My favorite part about making peanut butter cookies is to make the criss-cross pattern. It’s kind of satisfying to squish a fork into the dough and come out with a pattern.
Chocolate-Dipped Peanut Butter Cookies
Recipe from Bakerella
1 cup peanut butter
1/2 cup sugar
4 oz. Baker’s semi-sweet chocolate, melted
1/2 cup finely chopped peanuts
- Preheat oven to 325. Mix peanut butter, sugar and egg until well blended.
- Refrigerate for 30 minutes.
- Remove and roll mixture into 18 balls.
- Place on ungreased cookie sheet 2 inches apart.

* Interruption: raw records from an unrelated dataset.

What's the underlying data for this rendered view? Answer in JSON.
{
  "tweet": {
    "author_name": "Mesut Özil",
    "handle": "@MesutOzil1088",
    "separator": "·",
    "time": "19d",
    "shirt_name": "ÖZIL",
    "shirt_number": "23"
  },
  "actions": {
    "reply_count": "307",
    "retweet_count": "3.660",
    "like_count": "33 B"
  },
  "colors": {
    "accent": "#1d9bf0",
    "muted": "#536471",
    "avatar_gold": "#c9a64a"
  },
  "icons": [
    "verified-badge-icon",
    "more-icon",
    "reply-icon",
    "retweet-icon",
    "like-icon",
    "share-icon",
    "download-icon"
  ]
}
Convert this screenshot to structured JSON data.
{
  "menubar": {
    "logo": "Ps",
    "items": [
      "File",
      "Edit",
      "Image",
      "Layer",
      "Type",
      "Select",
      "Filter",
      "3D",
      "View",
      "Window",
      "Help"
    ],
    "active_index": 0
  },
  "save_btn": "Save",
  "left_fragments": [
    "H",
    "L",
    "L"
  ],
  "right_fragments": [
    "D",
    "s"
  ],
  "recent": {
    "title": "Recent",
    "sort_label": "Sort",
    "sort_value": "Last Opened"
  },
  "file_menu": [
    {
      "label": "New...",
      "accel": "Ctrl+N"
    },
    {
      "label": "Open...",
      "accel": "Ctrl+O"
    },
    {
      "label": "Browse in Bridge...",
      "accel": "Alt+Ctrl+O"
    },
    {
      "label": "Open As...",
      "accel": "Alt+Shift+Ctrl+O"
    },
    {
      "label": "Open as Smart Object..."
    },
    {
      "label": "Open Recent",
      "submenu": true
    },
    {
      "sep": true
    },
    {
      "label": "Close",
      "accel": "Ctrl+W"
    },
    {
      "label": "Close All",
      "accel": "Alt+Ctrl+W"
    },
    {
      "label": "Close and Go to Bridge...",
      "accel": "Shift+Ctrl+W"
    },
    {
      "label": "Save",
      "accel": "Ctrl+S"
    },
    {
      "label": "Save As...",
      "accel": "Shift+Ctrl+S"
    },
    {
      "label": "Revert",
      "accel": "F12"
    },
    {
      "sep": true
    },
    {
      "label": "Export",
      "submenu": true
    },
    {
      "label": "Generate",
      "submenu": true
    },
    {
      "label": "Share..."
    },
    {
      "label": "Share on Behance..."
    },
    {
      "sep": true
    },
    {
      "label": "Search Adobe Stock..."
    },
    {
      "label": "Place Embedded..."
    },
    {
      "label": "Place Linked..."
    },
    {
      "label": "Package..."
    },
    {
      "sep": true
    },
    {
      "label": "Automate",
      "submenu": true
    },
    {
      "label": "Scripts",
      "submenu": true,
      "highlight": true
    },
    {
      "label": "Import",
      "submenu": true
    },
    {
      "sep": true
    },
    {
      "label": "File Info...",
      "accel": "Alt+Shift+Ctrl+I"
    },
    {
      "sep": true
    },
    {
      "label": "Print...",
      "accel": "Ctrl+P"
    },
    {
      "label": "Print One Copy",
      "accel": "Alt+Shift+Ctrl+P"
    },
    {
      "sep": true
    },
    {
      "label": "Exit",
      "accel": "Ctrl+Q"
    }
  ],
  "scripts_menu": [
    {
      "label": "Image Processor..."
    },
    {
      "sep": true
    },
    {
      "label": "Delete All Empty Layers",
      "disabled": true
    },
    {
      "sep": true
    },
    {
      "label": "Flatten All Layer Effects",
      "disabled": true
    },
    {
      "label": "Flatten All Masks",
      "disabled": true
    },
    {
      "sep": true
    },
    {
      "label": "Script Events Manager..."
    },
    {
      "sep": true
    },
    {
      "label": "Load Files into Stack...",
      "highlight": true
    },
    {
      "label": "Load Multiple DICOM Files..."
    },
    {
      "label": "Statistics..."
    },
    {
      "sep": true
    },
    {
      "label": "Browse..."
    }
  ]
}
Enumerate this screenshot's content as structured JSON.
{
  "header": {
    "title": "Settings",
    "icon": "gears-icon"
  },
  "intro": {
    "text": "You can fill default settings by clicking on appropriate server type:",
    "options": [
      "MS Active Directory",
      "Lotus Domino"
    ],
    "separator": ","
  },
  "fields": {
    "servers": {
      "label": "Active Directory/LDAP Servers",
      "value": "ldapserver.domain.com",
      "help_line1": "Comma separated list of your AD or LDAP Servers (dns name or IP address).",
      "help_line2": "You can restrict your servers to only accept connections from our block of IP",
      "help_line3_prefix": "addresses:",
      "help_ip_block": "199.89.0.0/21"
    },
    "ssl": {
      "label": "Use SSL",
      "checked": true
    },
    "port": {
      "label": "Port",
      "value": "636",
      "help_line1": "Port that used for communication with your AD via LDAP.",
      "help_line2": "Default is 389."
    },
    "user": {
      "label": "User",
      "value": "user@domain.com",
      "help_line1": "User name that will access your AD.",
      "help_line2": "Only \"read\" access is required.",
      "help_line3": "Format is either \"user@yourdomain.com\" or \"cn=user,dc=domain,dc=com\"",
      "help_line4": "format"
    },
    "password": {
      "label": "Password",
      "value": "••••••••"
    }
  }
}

- Flatten each ball by using a fork to make a criss-cross pattern.
- Bake 18-20 minutes or until lightly browned.
- Cool for 5 minutes on cookie sheet and then cool completely on a wire rack.
- Melt chocolate.
- Dip one end of cookie into melted chocolate and then dip into chopped peanuts. Repeat with other side.
- Place on wax paper covered cookie sheet and refrigerate until chocolate hardens.